I like to think about Smart Cities as an umbrella concept that covers all the different applications, ideas, initiatives… that aim to somehow improve some aspect of cities. In this sense, something “small”, like an app to know the bus timetable, can be found under this umbrella at the same time as something as “big” as a city platform that coordinates all services, sensors and everything going on in a city. Similarly, the term can encompass technology-based solutions, such as sensor deployment to optimize the traffic, or non-technological solutions such as the creation of green corridors along the city.

Moreover, when talking about the objectives a smart city should pursue, I like the classification that is used in many cases, that a smart city should improve and be sustainable in three fronts or axis: environmental, social and economic. It cannot be forgotten that the final purpose is to make cities better for citizens, both the current dwellers of the city and the future ones, and therefore, any smart city approach has to be citizen centred and with a long term vision.
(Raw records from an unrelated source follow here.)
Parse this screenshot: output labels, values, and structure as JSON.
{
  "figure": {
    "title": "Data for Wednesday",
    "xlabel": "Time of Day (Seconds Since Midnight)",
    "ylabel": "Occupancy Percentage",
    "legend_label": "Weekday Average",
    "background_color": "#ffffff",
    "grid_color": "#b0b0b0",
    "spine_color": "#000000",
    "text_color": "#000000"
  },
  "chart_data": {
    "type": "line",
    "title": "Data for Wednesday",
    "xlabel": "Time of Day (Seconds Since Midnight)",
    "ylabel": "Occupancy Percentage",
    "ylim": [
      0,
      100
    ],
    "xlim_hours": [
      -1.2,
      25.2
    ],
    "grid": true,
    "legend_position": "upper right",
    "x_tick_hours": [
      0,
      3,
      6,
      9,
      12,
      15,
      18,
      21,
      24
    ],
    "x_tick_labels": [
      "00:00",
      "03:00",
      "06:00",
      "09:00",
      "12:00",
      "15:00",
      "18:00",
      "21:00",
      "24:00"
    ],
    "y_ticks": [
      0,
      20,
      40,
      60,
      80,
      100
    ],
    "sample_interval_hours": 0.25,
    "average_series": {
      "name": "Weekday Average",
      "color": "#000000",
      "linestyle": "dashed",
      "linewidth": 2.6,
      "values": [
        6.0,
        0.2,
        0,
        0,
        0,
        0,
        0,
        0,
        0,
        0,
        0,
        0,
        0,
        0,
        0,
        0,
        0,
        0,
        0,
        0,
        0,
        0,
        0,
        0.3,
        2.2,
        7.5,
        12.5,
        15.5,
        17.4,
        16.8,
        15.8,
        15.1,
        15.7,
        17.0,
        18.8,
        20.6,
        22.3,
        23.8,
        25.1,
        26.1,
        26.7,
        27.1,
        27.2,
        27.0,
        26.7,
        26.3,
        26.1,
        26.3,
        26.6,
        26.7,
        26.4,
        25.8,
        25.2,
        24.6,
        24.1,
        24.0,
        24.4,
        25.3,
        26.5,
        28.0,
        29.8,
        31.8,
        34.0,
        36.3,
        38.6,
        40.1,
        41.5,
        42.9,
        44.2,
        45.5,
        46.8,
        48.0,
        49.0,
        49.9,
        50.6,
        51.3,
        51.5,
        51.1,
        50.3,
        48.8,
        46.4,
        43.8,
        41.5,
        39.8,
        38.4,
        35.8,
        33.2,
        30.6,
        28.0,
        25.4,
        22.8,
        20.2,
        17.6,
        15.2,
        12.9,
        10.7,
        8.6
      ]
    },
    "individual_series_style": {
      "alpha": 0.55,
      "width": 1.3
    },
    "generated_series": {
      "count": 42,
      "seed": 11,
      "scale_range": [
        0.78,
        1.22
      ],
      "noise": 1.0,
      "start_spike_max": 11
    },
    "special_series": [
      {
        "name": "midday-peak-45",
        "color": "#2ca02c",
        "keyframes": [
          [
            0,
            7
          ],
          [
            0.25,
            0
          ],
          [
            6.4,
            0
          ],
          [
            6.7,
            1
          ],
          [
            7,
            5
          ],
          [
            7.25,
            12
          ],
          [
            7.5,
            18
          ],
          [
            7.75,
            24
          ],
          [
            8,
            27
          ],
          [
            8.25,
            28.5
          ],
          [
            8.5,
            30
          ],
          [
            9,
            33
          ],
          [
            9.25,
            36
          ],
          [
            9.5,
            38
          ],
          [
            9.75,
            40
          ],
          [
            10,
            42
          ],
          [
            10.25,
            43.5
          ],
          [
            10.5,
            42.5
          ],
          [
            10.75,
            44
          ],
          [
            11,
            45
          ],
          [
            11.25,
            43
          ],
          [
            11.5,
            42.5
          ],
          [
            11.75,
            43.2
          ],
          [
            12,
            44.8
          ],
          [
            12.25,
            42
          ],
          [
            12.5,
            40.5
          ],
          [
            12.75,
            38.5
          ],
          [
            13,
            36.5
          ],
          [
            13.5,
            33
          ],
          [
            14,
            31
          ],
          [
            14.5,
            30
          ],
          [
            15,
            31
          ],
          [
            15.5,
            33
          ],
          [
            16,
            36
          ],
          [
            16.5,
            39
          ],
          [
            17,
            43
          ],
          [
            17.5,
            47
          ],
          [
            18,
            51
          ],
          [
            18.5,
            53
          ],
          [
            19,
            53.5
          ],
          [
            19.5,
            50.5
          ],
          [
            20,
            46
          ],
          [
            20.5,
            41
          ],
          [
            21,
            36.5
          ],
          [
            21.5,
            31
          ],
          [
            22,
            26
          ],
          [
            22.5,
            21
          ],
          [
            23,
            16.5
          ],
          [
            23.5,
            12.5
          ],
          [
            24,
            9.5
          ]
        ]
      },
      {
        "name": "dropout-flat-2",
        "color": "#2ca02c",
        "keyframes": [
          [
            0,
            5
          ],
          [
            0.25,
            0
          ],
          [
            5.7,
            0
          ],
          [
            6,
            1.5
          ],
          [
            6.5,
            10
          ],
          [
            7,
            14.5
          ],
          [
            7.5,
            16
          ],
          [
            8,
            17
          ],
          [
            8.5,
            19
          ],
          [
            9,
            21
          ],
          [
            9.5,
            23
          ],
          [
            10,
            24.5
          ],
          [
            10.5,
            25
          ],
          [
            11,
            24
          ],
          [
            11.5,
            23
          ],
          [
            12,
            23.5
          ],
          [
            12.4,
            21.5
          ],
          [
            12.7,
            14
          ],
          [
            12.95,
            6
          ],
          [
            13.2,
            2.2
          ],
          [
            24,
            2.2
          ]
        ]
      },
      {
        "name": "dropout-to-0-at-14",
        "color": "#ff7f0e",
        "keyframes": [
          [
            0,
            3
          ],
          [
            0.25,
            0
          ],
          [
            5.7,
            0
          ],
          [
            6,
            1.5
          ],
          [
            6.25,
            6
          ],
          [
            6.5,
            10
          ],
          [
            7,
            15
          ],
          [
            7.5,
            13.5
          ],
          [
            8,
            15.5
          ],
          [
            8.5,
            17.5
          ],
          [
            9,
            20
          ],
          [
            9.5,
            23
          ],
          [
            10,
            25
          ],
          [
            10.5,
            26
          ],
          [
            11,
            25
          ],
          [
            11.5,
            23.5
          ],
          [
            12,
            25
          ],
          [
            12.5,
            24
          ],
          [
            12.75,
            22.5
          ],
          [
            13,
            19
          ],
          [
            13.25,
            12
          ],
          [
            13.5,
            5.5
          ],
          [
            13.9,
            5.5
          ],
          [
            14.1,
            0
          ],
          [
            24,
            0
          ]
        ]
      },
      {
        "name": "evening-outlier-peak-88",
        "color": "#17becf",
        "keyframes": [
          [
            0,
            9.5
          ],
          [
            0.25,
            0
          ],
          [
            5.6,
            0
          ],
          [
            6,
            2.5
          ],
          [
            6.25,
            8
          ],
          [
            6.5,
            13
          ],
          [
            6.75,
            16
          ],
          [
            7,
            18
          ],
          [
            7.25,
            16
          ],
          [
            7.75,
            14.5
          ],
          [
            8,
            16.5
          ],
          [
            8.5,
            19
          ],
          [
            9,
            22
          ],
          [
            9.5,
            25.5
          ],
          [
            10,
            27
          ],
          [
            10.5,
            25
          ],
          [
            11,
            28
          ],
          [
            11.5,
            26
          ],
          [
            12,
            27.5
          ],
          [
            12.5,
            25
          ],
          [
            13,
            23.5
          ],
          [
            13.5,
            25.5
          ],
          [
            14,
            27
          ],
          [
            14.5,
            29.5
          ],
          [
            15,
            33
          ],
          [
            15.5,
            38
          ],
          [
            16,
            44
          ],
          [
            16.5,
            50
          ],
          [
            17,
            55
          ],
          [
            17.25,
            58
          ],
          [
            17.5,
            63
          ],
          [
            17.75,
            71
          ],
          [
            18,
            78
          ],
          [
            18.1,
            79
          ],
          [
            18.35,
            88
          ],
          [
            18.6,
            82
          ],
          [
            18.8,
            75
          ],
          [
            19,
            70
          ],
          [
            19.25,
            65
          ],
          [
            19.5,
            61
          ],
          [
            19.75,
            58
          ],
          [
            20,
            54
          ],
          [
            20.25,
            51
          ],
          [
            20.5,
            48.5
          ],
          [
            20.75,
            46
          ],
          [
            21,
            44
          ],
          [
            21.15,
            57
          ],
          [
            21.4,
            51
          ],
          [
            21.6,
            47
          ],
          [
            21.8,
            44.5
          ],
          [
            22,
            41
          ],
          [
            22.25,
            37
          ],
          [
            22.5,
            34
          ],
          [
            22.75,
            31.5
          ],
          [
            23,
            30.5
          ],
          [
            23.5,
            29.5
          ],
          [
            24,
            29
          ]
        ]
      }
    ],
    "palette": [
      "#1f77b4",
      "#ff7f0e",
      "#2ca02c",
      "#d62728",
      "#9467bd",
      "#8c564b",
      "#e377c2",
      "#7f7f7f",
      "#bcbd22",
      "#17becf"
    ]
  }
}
Also, there are some key terms that go alongside smart city, such as are resilience, predictability, collaboration and transparency.


Future city by Neil Kremer on Flickr.

There are concerns about the term being overused, and most certainly it is important to be careful it does not become an empty concept. However, I believe that understanding that the term”smart city” is sometimes used more as this broad umbrella than an idealized goal can also take some pressure off this term.

In this sense, “smart city” could be more like a pathway a city walks to become a better city, than an end goal defining what the city has to become. So a city that chooses to walk this “smart” pathway, chooses to use ICTs, innovation, collaboration principles and any other “smart city” tool, in order to strive for greater social, environmental and economic sustainability.

I will finish up on my thoughts by adding that this is, necessarily, a concept in constant evolution. As cities walk their “smart city pathway” and encounter new difficulties, challenges and also new outcomes, definitions of the term and the initiative will have to evolve and new ones will appear.

PS: I am in constant learning, so I am sure my vision on this subject will keep reshaping and evolving. You are all welcome to comment on and debate my ideas as long as it is in a constructive manner.